Having created an original chamber opera called "Ogresse" that eventually will evolve into an animated film, Salvant is taking a big step forward this weekend by presenting the work with animation for the first time, at Walker Art Center.
"This is a steppingstone, sort of a hybrid between the live performance of 'Ogresse' and the film," Salvant said from her home in New York. "I'm going to be performing it in front of projected images that are going to be landscapes.

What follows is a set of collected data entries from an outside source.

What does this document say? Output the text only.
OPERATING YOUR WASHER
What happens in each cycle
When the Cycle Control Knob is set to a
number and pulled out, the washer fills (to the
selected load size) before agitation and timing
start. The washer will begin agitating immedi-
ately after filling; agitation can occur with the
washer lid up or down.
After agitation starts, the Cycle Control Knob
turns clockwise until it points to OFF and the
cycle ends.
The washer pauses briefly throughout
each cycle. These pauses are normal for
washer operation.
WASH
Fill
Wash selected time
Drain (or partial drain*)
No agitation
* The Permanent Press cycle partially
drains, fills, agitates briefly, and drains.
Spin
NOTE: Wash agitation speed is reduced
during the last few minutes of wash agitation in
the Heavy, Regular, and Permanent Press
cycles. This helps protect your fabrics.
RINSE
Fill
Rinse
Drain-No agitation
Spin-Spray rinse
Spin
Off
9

You'll be in forest, in the village with us as I'm telling the story."
"Ogresse" is "a completely original story albeit it has influences from all over the place" that Salvant conceived in 2017. She can't explain the darkly humorous story in a nutshell, but she did touch on some of its themes: praising nature and beauty, and questioning deep-seated problems like racism and cruelty.
"It's also a tribute to Hottentot Venus, who was a Black South African woman who was presented in freak shows in London in the 1800s and after she was dead ended up in a museum presented ... for years until the [1970s] as sort of a freak," Salvant continued. "But the story is also a simple love story. I love romance. I love impossible love stories."
Salvant, 33, has presented "Ogresse" as a musical piece at Kennedy Center in Washington, D.C., and Lincoln Center in New York.
The animation was supposed to premiere at the Walker last winter but COVID-19 postponed the two-night stand, giving Salvant and company more time to work on the painstakingly slow animation process. She will portray all characters in the production and serve as narrator. She will be accompanied by a 13-piece chamber orchestra.